Não contente com a ação direta contra o petroleo, o Departamento concebeu um meio indireto de IMPEDIR DA MANEIRA MAIS ABSOLUTA QUE ALGUEM TIRE PETROLEO NO BRASIL. Esse meio é a atual lei de Minas, o “capolavoro” do Departamento. Se a Comissão se der ao trabalho de estudar aquele cipoal dantesco de embaraços, de exigencias absurdas, de burocracias desesperantes, de centralização grotesca, verá que a aplicação dos dispositivos do mostrengo é praticamente impossivel.

Confessadamente, esses embaraços foram criados "para impedir que os trusts estrangeiros se apossassem das riquezas do nosso subsolo. Mas como para embaraçar os estrangeiros fosse necessario tambem embaraçar os nacionais, resultou o que temos hoje: o trancamento da exploração do subsolo tanto para nacionais como para estrangeiros — exatamente o que os trusts queriam, como demonstrarei mais adiante.

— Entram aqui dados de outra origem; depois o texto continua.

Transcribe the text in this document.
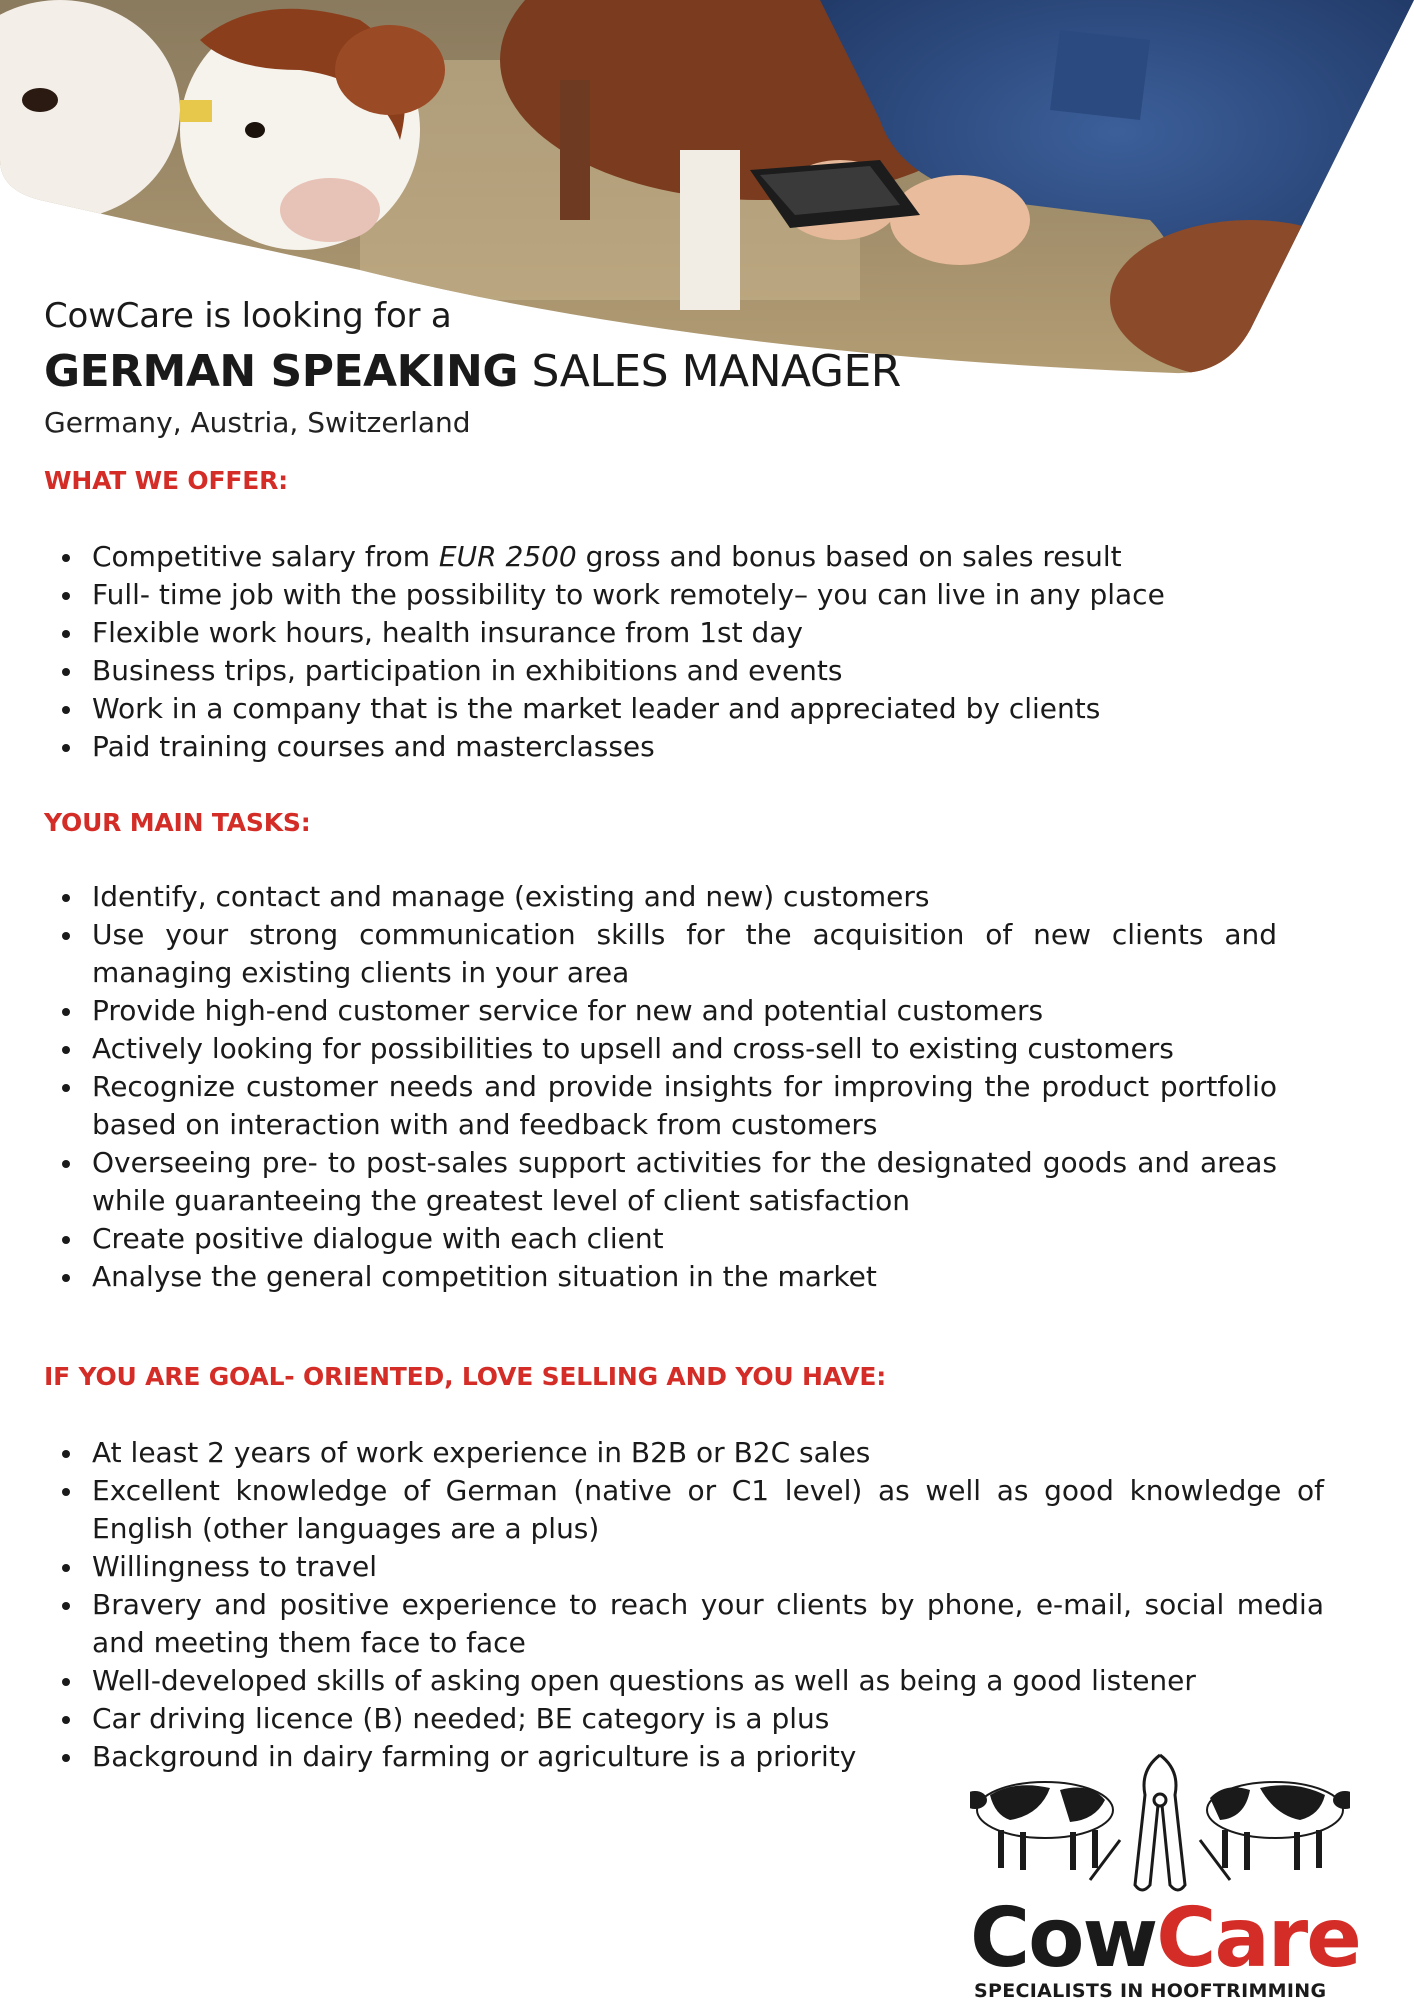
CowCare is looking for a
GERMAN SPEAKING SALES MANAGER
Germany, Austria, Switzerland
WHAT WE OFFER:
Competitive salary from EUR 2500 gross and bonus based on sales result
Full- time job with the possibility to work remotely– you can live in any place
Flexible work hours, health insurance from 1st day
Business trips, participation in exhibitions and events
Work in a company that is the market leader and appreciated by clients
Paid training courses and masterclasses
YOUR MAIN TASKS:
Identify, contact and manage (existing and new) customers
Use your strong communication skills for the acquisition of new clients and managing existing clients in your area
Provide high-end customer service for new and potential customers
Actively looking for possibilities to upsell and cross-sell to existing customers
Recognize customer needs and provide insights for improving the product portfolio based on interaction with and feedback from customers
Overseeing pre- to post-sales support activities for the designated goods and areas while guaranteeing the greatest level of client satisfaction
Create positive dialogue with each client
Analyse the general competition situation in the market
IF YOU ARE GOAL- ORIENTED, LOVE SELLING AND YOU HAVE:
At least 2 years of work experience in B2B or B2C sales
Excellent knowledge of German (native or C1 level) as well as good knowledge of English (other languages are a plus)
Willingness to travel
Bravery and positive experience to reach your clients by phone, e-mail, social media and meeting them face to face
Well-developed skills of asking open questions as well as being a good listener
Car driving licence (B) needed; BE category is a plus
Background in dairy farming or agriculture is a priority
CowCare
SPECIALISTS IN HOOFTRIMMING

As restrições e limitações que a Lei de Minas estabeleceu com o intuito de barrar a entrada de capitais de fóra, cairam sobre a cabeça dos nacionais: Os trusts estrangeiros riram-se, piscaram o olho e, á sombra da Lei-Cipó, entraram a acaparar as terras potencialmente petroliferas, não para explora-las, o que lhes é impossivel, mas a fim de te-las como reservas para o futuro — para quando o petroleo de outros paises vier a escassear. E esse acaparamento de terras vai segregando da exploração as melhores zonas de petroleo que o Brasil possue.

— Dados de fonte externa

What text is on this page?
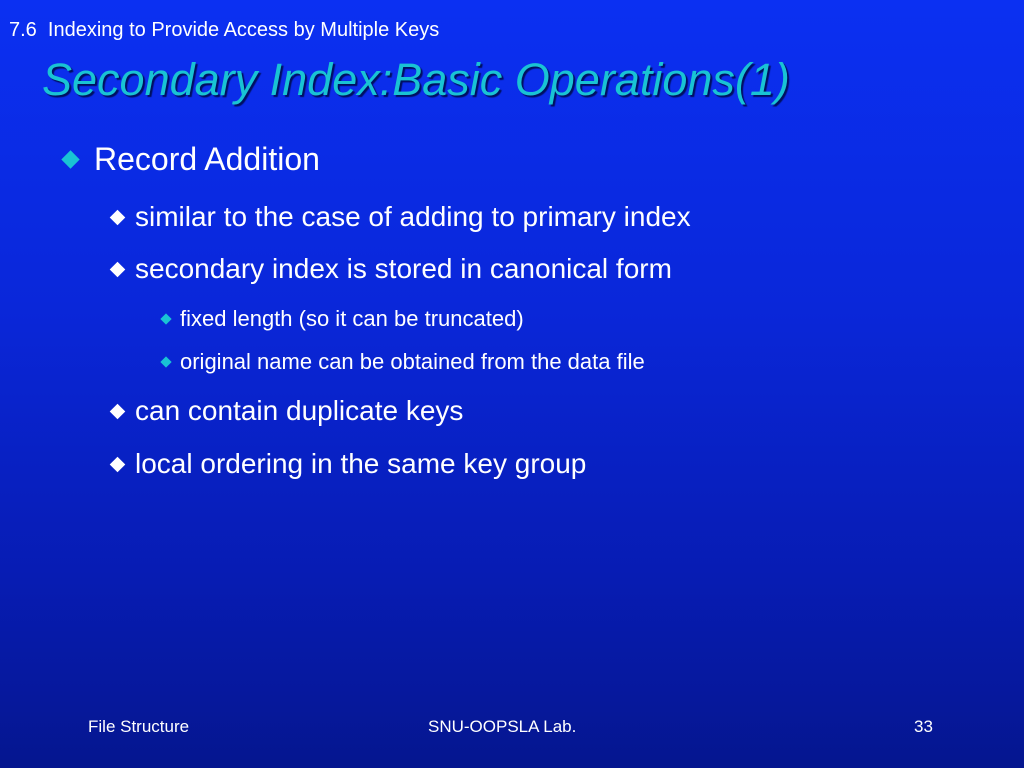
7.6  Indexing to Provide Access by Multiple Keys
Secondary Index:Basic Operations(1)
Record Addition
similar to the case of adding to primary index
secondary index is stored in canonical form
fixed length (so it can be truncated)
original name can be obtained from the data file
can contain duplicate keys
local ordering in the same key group
File Structure	SNU-OOPSLA Lab.	33
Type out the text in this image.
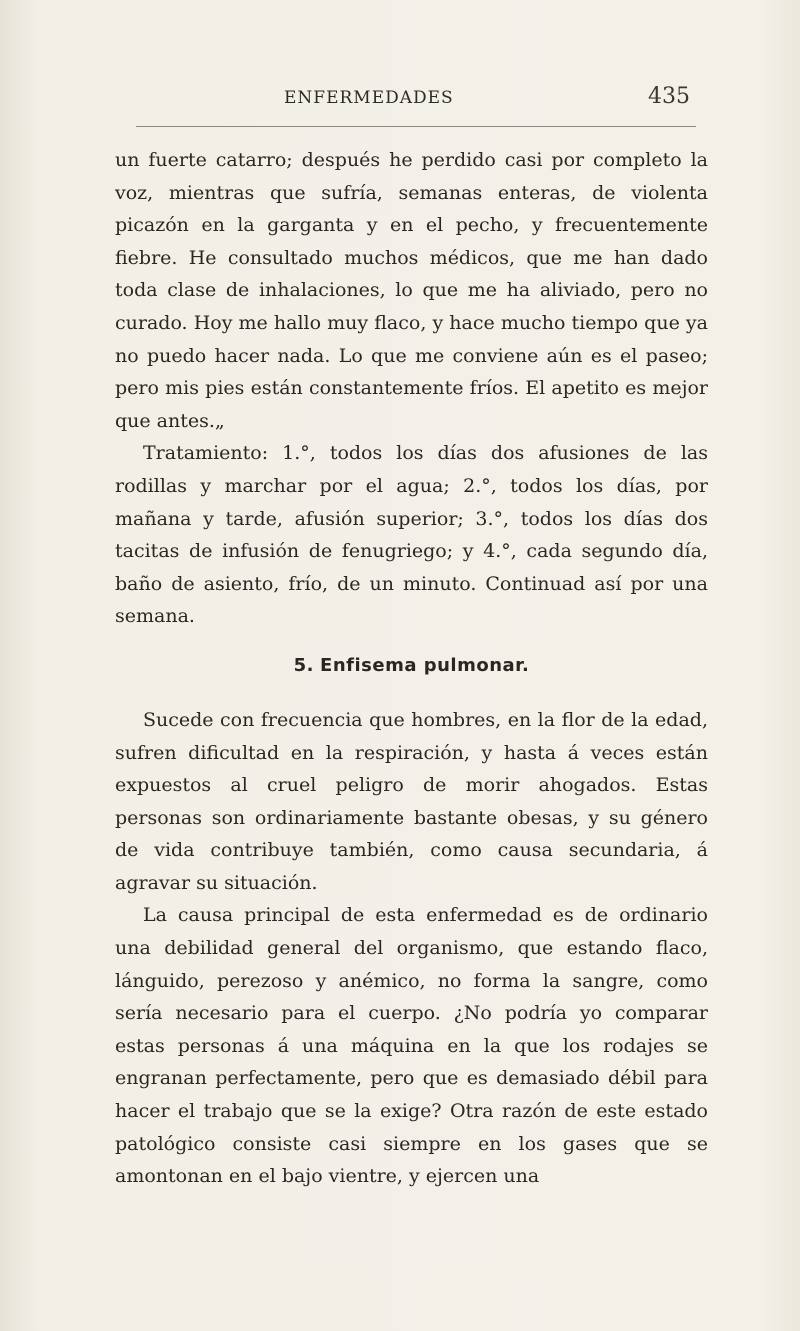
ENFERMEDADES	435

un fuerte catarro; después he perdido casi por completo la voz, mientras que sufría, semanas enteras, de violenta picazón en la garganta y en el pecho, y frecuentemente fiebre. He consultado muchos médicos, que me han dado toda clase de inhalaciones, lo que me ha aliviado, pero no curado. Hoy me hallo muy flaco, y hace mucho tiempo que ya no puedo hacer nada. Lo que me conviene aún es el paseo; pero mis pies están constantemente fríos. El apetito es mejor que antes.„

Tratamiento: 1.°, todos los días dos afusiones de las rodillas y marchar por el agua; 2.°, todos los días, por mañana y tarde, afusión superior; 3.°, todos los días dos tacitas de infusión de fenugriego; y 4.°, cada segundo día, baño de asiento, frío, de un minuto. Continuad así por una semana.

5. Enfisema pulmonar.

Sucede con frecuencia que hombres, en la flor de la edad, sufren dificultad en la respiración, y hasta á veces están expuestos al cruel peligro de morir ahogados. Estas personas son ordinariamente bastante obesas, y su género de vida contribuye también, como causa secundaria, á agravar su situación.

La causa principal de esta enfermedad es de ordinario una debilidad general del organismo, que estando flaco, lánguido, perezoso y anémico, no forma la sangre, como sería necesario para el cuerpo. ¿No podría yo comparar estas personas á una máquina en la que los rodajes se engranan perfectamente, pero que es demasiado débil para hacer el trabajo que se la exige? Otra razón de este estado patológico consiste casi siempre en los gases que se amontonan en el bajo vientre, y ejercen una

OS INTERESSES ESTRANGEIROS

Mas será verdade que os trusts estrangeiros não querem, no momento, tirar petroleo no Brasil, nem querem que o nacional o tire? Vou provar este ponto. E, provado esse ponto, a Comissão verá que a Lei de Minas de tal modo se ajusta ao interesse declarado dos trusts que até parece uma lei de encomenda. O Departamento do Sr. Fleury inspirou ao major Juarez Tavora uma lei sob a medida exata do que os trusts que nos abastecem de petroleo queriam. Como não hão de rir-se os americanos da nossa infinita ingenuidade!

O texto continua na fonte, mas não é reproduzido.